Since the BOINC cluster is up and running we need to know if the whole system is healthy. Even if you have just the minimal suggested amount of nodes attached to your master, it is already challenging to check all the parameters like uptime, CPU or RAM usage from each of your nodes and pods. Luckily there is a carlosdp, who has already published a fully fledged Kubernetes Monitoring stack suitable for ARM on github. Thank you Carlos !
Carlos assembled a bunch of components together into a ready to use package. Basically Prometheus and kube-state-metrics are used to collect data from the Kubernetes Cluster. All of these data can be visualized Grafana, which is fully accessible from outside the cluster. You can also configure an SMTP relay for gmail if you Grafana notifications mailed to your inbox.
Installation is pretty straight forward and described on github. Download the package, customize the vars.jsonnet
to you needs, compile all together and apply the manifests.
When the manifests have been deployed successfully, you will find a namespace monitoring on your Kubernetes Cluster and a couple of pods on each node which are collecting the monitoring data. The Grafana dashboard will be accessible via https://grafana.<your.master.node.ip>nip.io
. Carlos has already prepared a lot of Grafana dashboards which will give all the informations you need.
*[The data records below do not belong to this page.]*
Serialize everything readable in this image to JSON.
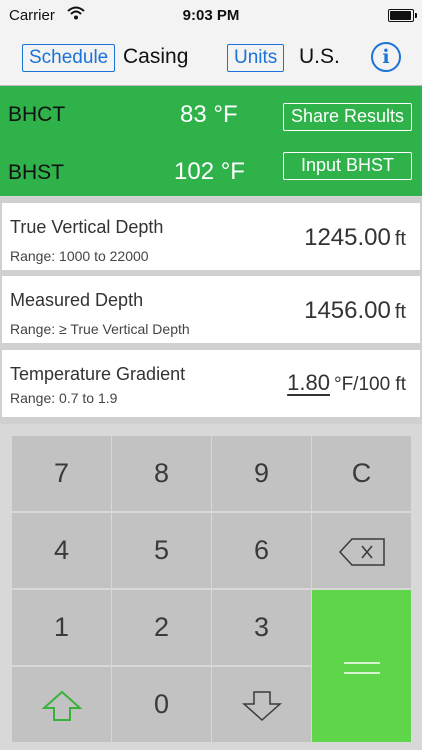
{
  "status_bar": {
    "carrier": "Carrier",
    "time": "9:03 PM"
  },
  "toolbar": {
    "schedule_label": "Schedule",
    "schedule_value": "Casing",
    "units_label": "Units",
    "units_value": "U.S.",
    "info_glyph": "i"
  },
  "results": {
    "bhct_label": "BHCT",
    "bhct_value": "83 °F",
    "bhst_label": "BHST",
    "bhst_value": "102 °F",
    "share_label": "Share Results",
    "input_bhst_label": "Input BHST"
  },
  "inputs": [
    {
      "label": "True Vertical Depth",
      "range": "Range: 1000 to 22000",
      "value": "1245.00",
      "unit": "ft"
    },
    {
      "label": "Measured Depth",
      "range": "Range: ≥ True Vertical Depth",
      "value": "1456.00",
      "unit": "ft"
    },
    {
      "label": "Temperature  Gradient",
      "range": "Range: 0.7 to 1.9",
      "value": "1.80",
      "unit": "°F/100 ft"
    }
  ],
  "keypad": {
    "k7": "7",
    "k8": "8",
    "k9": "9",
    "clear": "C",
    "k4": "4",
    "k5": "5",
    "k6": "6",
    "backspace_icon": "backspace-icon",
    "k1": "1",
    "k2": "2",
    "k3": "3",
    "equals": "=",
    "up_icon": "arrow-up-icon",
    "k0": "0",
    "down_icon": "arrow-down-icon"
  },
  "colors": {
    "accent_blue": "#1a73d9",
    "results_green": "#2fb24a",
    "equals_green": "#5fd54a",
    "key_gray": "#c2c2c2",
    "up_arrow_green": "#3bb03b"
  }
}
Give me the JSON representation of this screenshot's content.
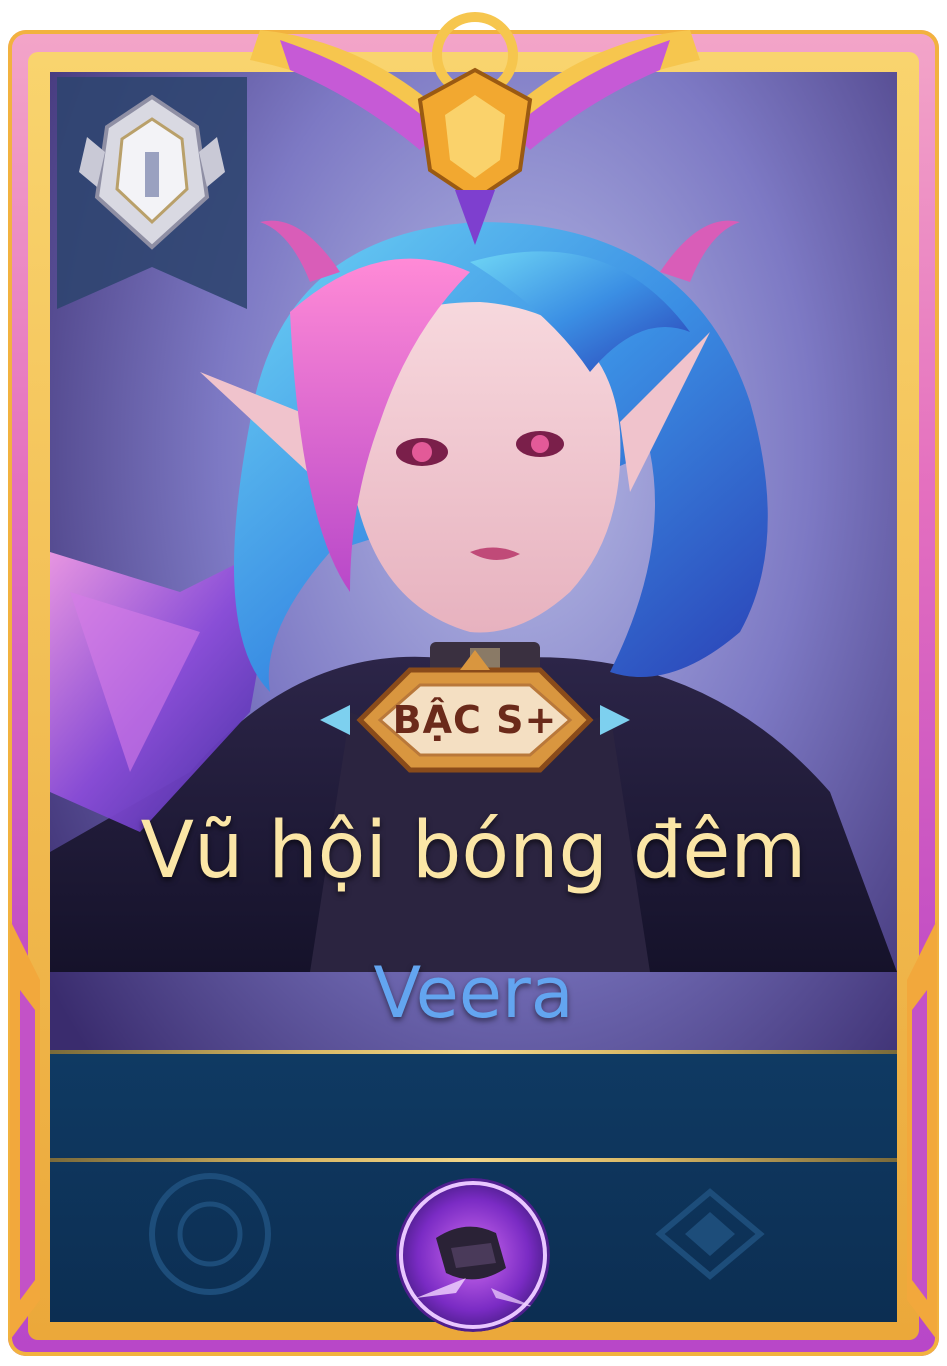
{
  "card": {
    "tier_badge": "BẬC S+",
    "skin_name": "Vũ hội bóng đêm",
    "hero_name": "Veera"
  },
  "icons": {
    "rank_emblem": "silver-rank-emblem-icon",
    "crown": "gold-winged-crown-icon",
    "skill": "hero-skill-icon"
  },
  "colors": {
    "frame_pink": "#e46fbf",
    "frame_gold": "#eba83a",
    "skin_name_text": "#fbe6a6",
    "hero_name_text": "#63a5f0",
    "bottom_panel": "#0f3a63",
    "tier_text": "#6b2a1a"
  }
}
With the enabled Kubernetes monitoring suite I found out that Node2 of my cluster has a tendency to reboot itself quite often. Sometimes it reboots twice a day. I also recorded uptimes for a couple of days also. The basic system logs like syslog, messages, debug or kernel.log did not yet deliver any visible entries for me which might are responsible for the reboot. I need further investigation here.